The binding interactions of the methionine repressor protein, MetJ, from Escherichia coli with its cognate, metbox DNA sequence and corepressor S-adenosylmethionine were examined using calorimetric methods. A detailed thermodynamic characterization of this system which exhibits the recently reported (beta alpha alpha)(2) binding motif provides values for Delta G, Delta H, and Delta S for each step in the repressor binding cycle. These studies show that, in the presence of corepressor, MetJ binds to a single metbox operator site with Delta G = -7.7 kcal . mol(-1), whereas in the absence of corepressor, the free energy of interaction with a single site is -5.8 kcal . mol(-1). Cooperative interactions between two repressor molecules bound to two adjacent sites contribute an additional free energy of -1.3 kcal . mol(-1) to binding at the second site. Binding is enthalpically unfavorable in the absence of the corepressor with Delta H = +2.6 kcal . mol(-1) but becomes exothermic with Delta H = -4.6 kcal . mol(-1) when corepressor is present. The heat capacity for the system decreases significantly by Delta C-p = -290 cal . mol(-1). K-1 on a per site basis when the protein binds to DNA, and interactions between repressor molecules bound to adjacent sites contribute a Delta C-p = -800 cal . mol(-1).

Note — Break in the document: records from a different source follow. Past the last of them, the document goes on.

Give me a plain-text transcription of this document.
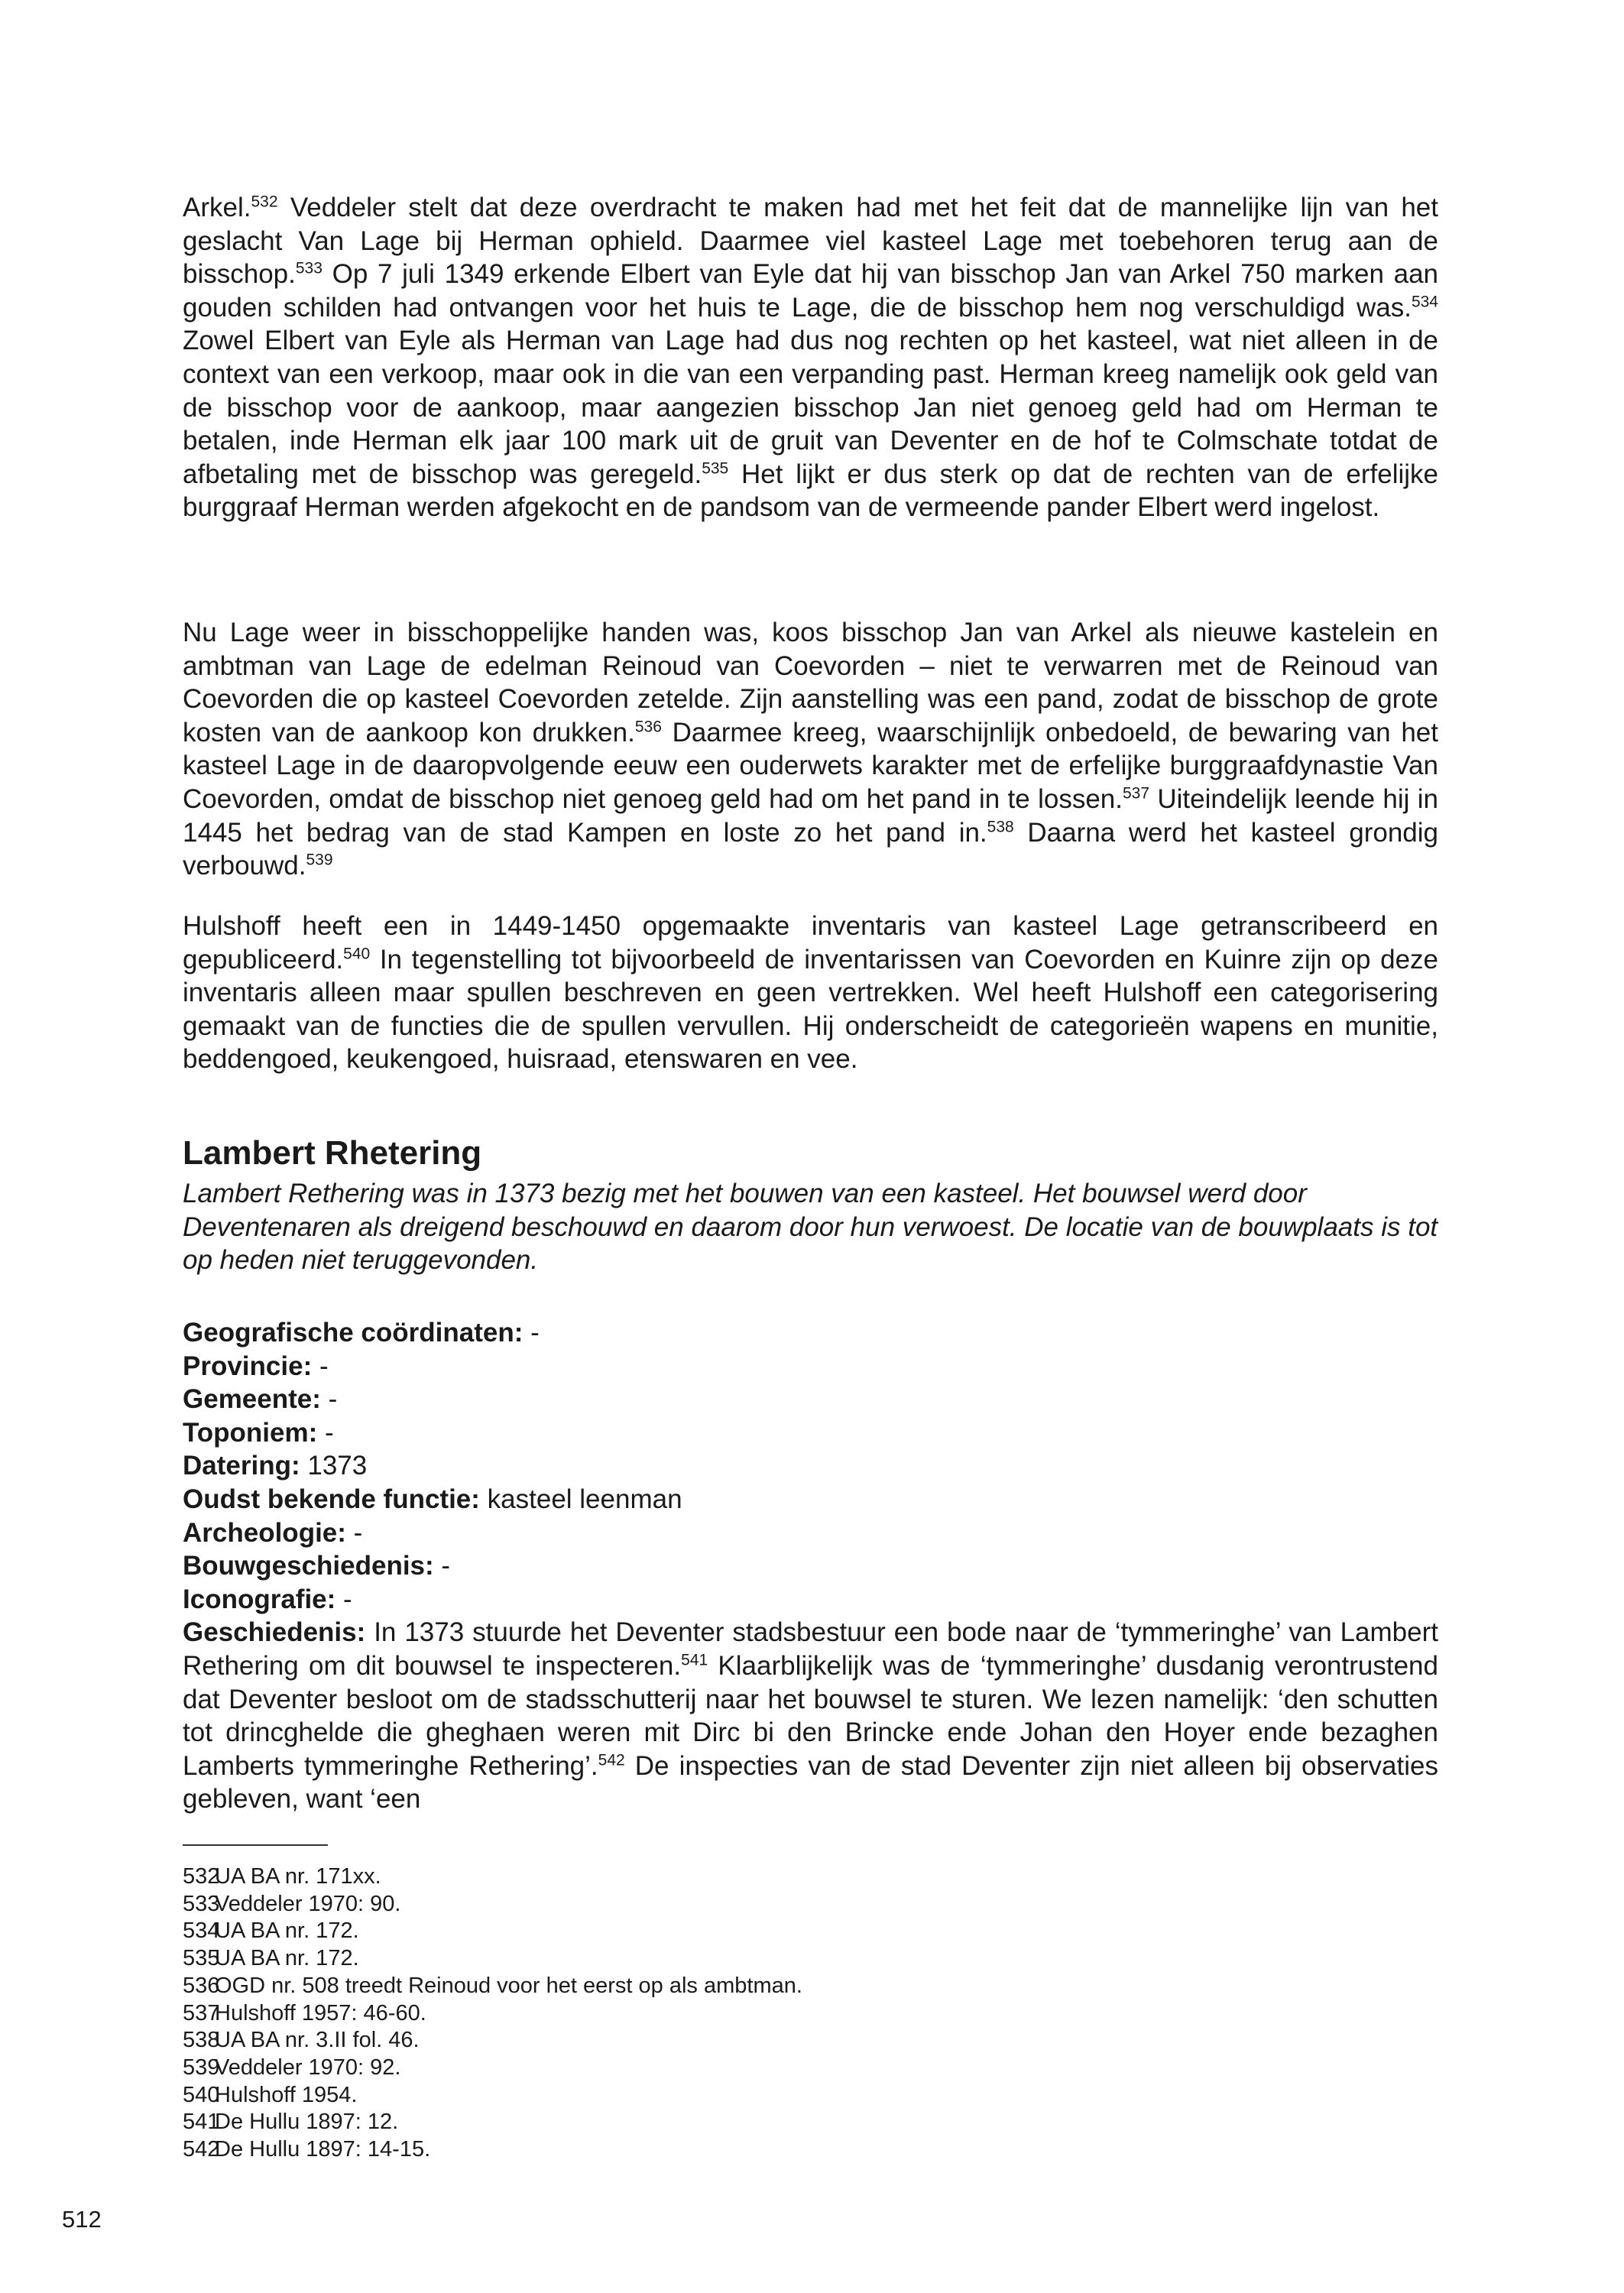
Arkel.$^{532}$ Veddeler stelt dat deze overdracht te maken had met het feit dat de mannelijke lijn van het geslacht Van Lage bij Herman ophield. Daarmee viel kasteel Lage met toebehoren terug aan de bisschop.$^{533}$ Op 7 juli 1349 erkende Elbert van Eyle dat hij van bisschop Jan van Arkel 750 marken aan gouden schilden had ontvangen voor het huis te Lage, die de bisschop hem nog verschuldigd was.$^{534}$ Zowel Elbert van Eyle als Herman van Lage had dus nog rechten op het kasteel, wat niet alleen in de context van een verkoop, maar ook in die van een verpanding past. Herman kreeg namelijk ook geld van de bisschop voor de aankoop, maar aangezien bisschop Jan niet genoeg geld had om Herman te betalen, inde Herman elk jaar 100 mark uit de gruit van Deventer en de hof te Colmschate totdat de afbetaling met de bisschop was geregeld.$^{535}$ Het lijkt er dus sterk op dat de rechten van de erfelijke burggraaf Herman werden afgekocht en de pandsom van de vermeende pander Elbert werd ingelost.

Nu Lage weer in bisschoppelijke handen was, koos bisschop Jan van Arkel als nieuwe kastelein en ambtman van Lage de edelman Reinoud van Coevorden – niet te verwarren met de Reinoud van Coevorden die op kasteel Coevorden zetelde. Zijn aanstelling was een pand, zodat de bisschop de grote kosten van de aankoop kon drukken.$^{536}$ Daarmee kreeg, waarschijnlijk onbedoeld, de bewaring van het kasteel Lage in de daaropvolgende eeuw een ouderwets karakter met de erfelijke burggraafdynastie Van Coevorden, omdat de bisschop niet genoeg geld had om het pand in te lossen.$^{537}$ Uiteindelijk leende hij in 1445 het bedrag van de stad Kampen en loste zo het pand in.$^{538}$ Daarna werd het kasteel grondig verbouwd.$^{539}$

Hulshoff heeft een in 1449-1450 opgemaakte inventaris van kasteel Lage getranscribeerd en gepubliceerd.$^{540}$ In tegenstelling tot bijvoorbeeld de inventarissen van Coevorden en Kuinre zijn op deze inventaris alleen maar spullen beschreven en geen vertrekken. Wel heeft Hulshoff een categorisering gemaakt van de functies die de spullen vervullen. Hij onderscheidt de categorieën wapens en munitie, beddengoed, keukengoed, huisraad, etenswaren en vee.

Lambert Rhetering

Lambert Rethering was in 1373 bezig met het bouwen van een kasteel. Het bouwsel werd door Deventenaren als dreigend beschouwd en daarom door hun verwoest. De locatie van de bouwplaats is tot op heden niet teruggevonden.

Geografische coördinaten: -
Provincie: -
Gemeente: -
Toponiem: -
Datering: 1373
Oudst bekende functie: kasteel leenman
Archeologie: -
Bouwgeschiedenis: -
Iconografie: -

Geschiedenis: In 1373 stuurde het Deventer stadsbestuur een bode naar de ‘tymmeringhe’ van Lambert Rethering om dit bouwsel te inspecteren.$^{541}$ Klaarblijkelijk was de ‘tymmeringhe’ dusdanig verontrustend dat Deventer besloot om de stadsschutterij naar het bouwsel te sturen. We lezen namelijk: ‘den schutten tot drincghelde die gheghaen weren mit Dirc bi den Brincke ende Johan den Hoyer ende bezaghen Lamberts tymmeringhe Rethering’.$^{542}$ De inspecties van de stad Deventer zijn niet alleen bij observaties gebleven, want ‘een

532UA BA nr. 171xx.
533Veddeler 1970: 90.
534UA BA nr. 172.
535UA BA nr. 172.
536OGD nr. 508 treedt Reinoud voor het eerst op als ambtman.
537Hulshoff 1957: 46-60.
538UA BA nr. 3.II fol. 46.
539Veddeler 1970: 92.
540Hulshoff 1954.
541De Hullu 1897: 12.
542De Hullu 1897: 14-15.
512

K-1 indicating that solvent exclusion plays a significant role in binding in this system. The corepressor binds to the unbound repressor protein with a free energy of Delta G = -6.0 kcal . mol(-1) and to the MetJ-operator complex with Delta G = -6.95 kcal.mol(-1). Repressor binding to random-sequence DNA was estimated to occur with a free energy of -5.7 kcal . mol(-1) in the presence of corepressor. These data clearly indicate that MetJ repressor dimer binds specifically to the central region of its 8 bp cognate metbox operator but recognizes partial operator sequences as short as 6 bp. Cooperativity in binding of adjacent MetJ dimers to a double metbox sequence is demonstrated to be important in determining the energetics of the interaction. Finally, the corepressor S-adenosylmethionine enhances the affinity of MetJ for its recognition site DNA by a factor of 25 and contributes significantly to the net exothermicity of repressor binding.